Et c’est dans cet équilibre entre passé, présent et futur que le message d’Oodgeroo retentit de façon prophétique et universelle, en proposant des pistes de réflexion et des invitations au renouveau encore d’actualité. En ce qui concerne la sauvegarde de l’environnement, par exemple, de sa poésie ressort un cadre de valeurs qui fait référence à la culture aborigène, selon laquelle notre planète n’est pas un objet à posséder et à exploiter, mais une Mère à protéger. Dans la poésie lyrique intitulée Mongarlowe, semblable à une prière mariale, la Terre est une femme défigurée et ensanglantée :

O Terre Vierge
Je t’entends crier de douleur
Alors que tu te tournes et te retournes,
Me niant

Le sommeil dont j’ai tant besoin.
Violée par l’homme
Dans le passé violent,
Il t’a laissée
En sang, en larmes,
Provoquant en toi
Des menstruations
Irrégulières.
Les gommiers se tordent,
Ils versent des larmes d’eucalyptus,
Qui se mêlent à ton sang
Pénétrant, affligeant ton âme déchirée.
Au bord du ruisseau une lubra pleure.
Monuments spectraux
A ta virginité perdue.

Cette personnification de la Mère Terre est à la fois une référence au lien avec la nature propre aux cultures autochtones et un puissant portrait d’un monde en souffrance. Un portrait qui rappelle l’incipit de l’encyclique Laudato si’ qui, comme l’a souligné le Pape, n’est pas « une encyclique verte », mais « une encyclique sociale ».

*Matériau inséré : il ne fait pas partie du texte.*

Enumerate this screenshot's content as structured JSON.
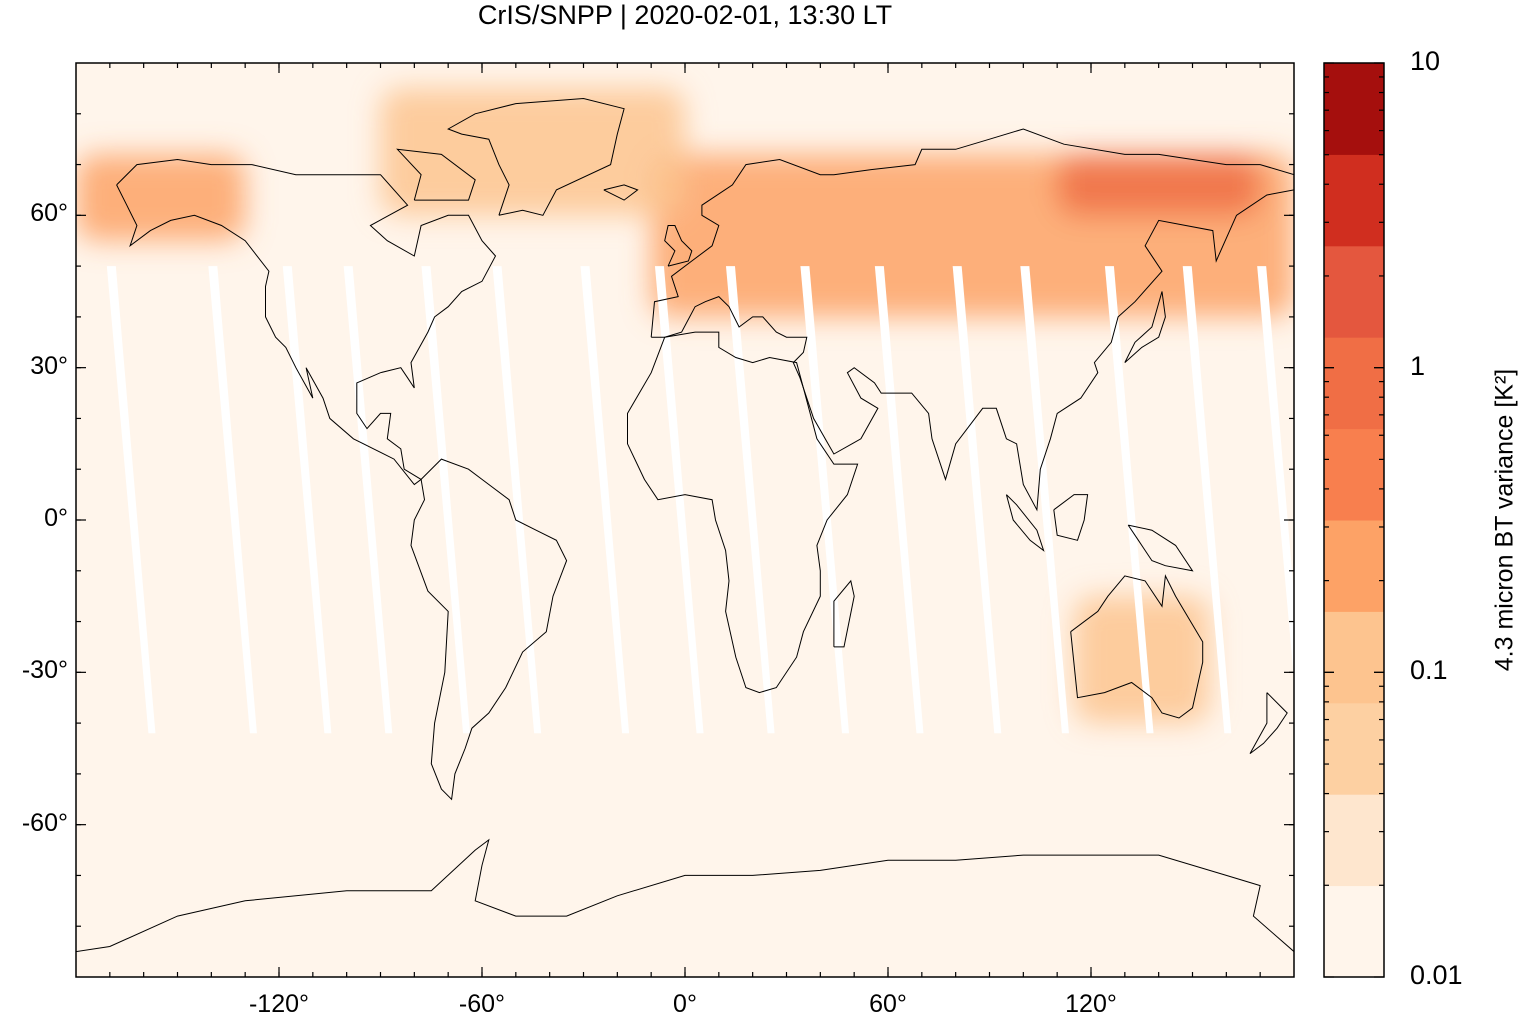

Et si le Pape parle de « maison commune », chez Oodgeroo, à côté de l’écologisme, un autre thème prophétique est le collectivisme. La culture aborigène que l’auteure transmet est fondée sur le principe « partage ce que tu possèdes ». De nombreuses poésies font référence à cette logique du don, ébranlant les piliers sur lesquels repose le système de vie occidental et anticipant des auteures telles que Vandana Shiva et Genevieve Vaughan, promotrices d’une économie du don. Une économie inspirée par un rôle de soin comme le rôle maternel, qui ne prévoit pas la restitution et qui échappe à l’économie de l’échange, du donnant-donnant.

Pouvons-nous réellement opposer à notre système fondé sur la propriété privée un concept alternatif de Bien commun et de Biens communs qui soulage la pauvreté naissante ? Nous avons moins de ressources, moins d’eau, une population mondiale qui augmente. Que pouvons-nous apprendre d’Oodgeroo ? Qu’enseignent les épistémologies aborigènes à notre « civilisation » ?

Nous qui sommes arrivés en retard à la civilisation,
Après un saut de plusieurs siècles,
Quand tu es arrivé nous étions emplis
d’admiration,
Mais avec un pressentiment.
Nous avions peu mais nous avions le bonheur,
Chaque jour était une fête,
Parce que nous étions des personnes avant même d’être des citoyens,
Avant d’être des contribuables, des locataires, des clients,
des employés, des résidents.
[…]
Ah, nous avons été privilégiés, nous nous sommes élevés
Grâce à la connaissance, un monde nouveau
s’est ouvert.
Soudainement passés au mode de vie des blancs
Nous recevons avec joie et gratitude,
Car c’est une question de nécessité.
Mais souviens-toi, homme blanc : si la vie est faite
pour le bonheur,
Toi aussi, assurément, tu dois beaucoup changer.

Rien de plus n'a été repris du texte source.